このメーカーは先頃、半日かけて戦略と業績を検討した。その会議の席上、ヨーロッパ事業の責任者は一貫して戦略の続行を主張した。「すべての戦略がいまだ実行中です。戦略自体は正しいものです。ただ、それが業績につながらないだけです。より熱心に、より賢明にこの戦略を続けるべきです」
しかし、CEOは迷っていた。業績低迷の原因は、戦略を実践できていないことではなく、戦略そのものにあるのではないか。ヨーロッパ事業の業績改善は最優先課題だが、責任者が訴えるように、このまま努力を傾けるべきなのか、それとも他の戦略を検討したほうがよいのか。実践方法に問題があるのなら、どうすれば改善できるのか。あるいは事業を売却して、損失を処理すべきなのか──CEOは釈然としないまま、結論を保留して会議を後にした。既存の戦略を続けたところで、業績が回復するのか、まったく自信がなかった。

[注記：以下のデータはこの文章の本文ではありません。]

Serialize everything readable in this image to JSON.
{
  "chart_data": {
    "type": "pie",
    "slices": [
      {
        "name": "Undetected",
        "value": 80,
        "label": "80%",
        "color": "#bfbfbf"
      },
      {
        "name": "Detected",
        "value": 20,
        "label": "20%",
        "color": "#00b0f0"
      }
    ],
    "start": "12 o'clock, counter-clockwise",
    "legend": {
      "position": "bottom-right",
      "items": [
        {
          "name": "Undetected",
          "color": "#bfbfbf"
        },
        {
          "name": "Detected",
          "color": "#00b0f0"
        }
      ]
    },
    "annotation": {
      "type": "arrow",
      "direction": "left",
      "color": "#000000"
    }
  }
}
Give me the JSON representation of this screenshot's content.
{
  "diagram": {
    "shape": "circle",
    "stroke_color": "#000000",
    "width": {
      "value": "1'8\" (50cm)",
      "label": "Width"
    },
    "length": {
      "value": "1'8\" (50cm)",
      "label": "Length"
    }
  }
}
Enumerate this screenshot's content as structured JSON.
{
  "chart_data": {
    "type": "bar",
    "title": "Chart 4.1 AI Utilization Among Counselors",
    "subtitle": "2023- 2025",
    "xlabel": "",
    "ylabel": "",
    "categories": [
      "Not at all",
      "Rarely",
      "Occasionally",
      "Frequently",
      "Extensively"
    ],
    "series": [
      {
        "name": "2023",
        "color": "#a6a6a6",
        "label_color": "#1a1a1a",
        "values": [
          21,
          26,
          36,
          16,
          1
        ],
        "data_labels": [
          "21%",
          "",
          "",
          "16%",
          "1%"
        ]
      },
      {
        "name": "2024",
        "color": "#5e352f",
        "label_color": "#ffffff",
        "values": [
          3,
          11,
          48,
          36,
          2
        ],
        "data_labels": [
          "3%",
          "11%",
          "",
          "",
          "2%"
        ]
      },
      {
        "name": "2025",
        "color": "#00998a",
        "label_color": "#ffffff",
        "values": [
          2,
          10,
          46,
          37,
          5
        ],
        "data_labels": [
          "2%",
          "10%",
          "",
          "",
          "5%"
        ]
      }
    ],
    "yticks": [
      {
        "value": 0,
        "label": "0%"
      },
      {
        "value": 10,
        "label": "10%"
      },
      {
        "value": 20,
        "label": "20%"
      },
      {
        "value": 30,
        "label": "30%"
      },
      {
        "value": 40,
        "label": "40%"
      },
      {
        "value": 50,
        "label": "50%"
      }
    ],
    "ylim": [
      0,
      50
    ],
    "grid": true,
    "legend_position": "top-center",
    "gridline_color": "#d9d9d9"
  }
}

たいていのCEOの方々が、これと似たような経験をお持ちのことだろう。多くの企業が膨大な時間とエネルギーをかけて戦略を立案するが、その努力が報われるだけの成果を実現している企業は少ない。我々の調査でも、戦略ならびに予想業績の達成度は平均63%にすぎない。
しかも、たいてい予想業績と実績が一致しない原因を正しく把握できていないため、間違ったレバーを引いてしまう。戦略の転換なくして業績は改善しえない状況にあって同じ戦略を続行したり、逆に全社一丸となって戦略を遂行すべき時に戦略を変更したりする。これでは、エネルギーと時間を浪費した挙げ句、業績は低迷していく。
ところが、我々の調査によれば、高業績企業は戦略と業績のギャップを見事に埋めていた。たとえば、バークレーズ・キャピタル、シスコシステムズ、ダウ・ケミカル、3M、ロシュなどである。これらの企業は市場動向を正確に把握し、現実的な計画を実行する。要するに、計画立案と実践のプロセスさえ整備できれば、実績が予想を下回るリスクを確実に低減させられるのである。
業績が予想を下回れば、すぐさま原因を特定して対策を講じる。そのプロセスは、独自の計画立案手法、全社的なプロセス管理による資源配分など、さまざまな手順を要する。我々の経験から言えば、これらが戦略の立案と業績の達成に抜群の効果を発揮する。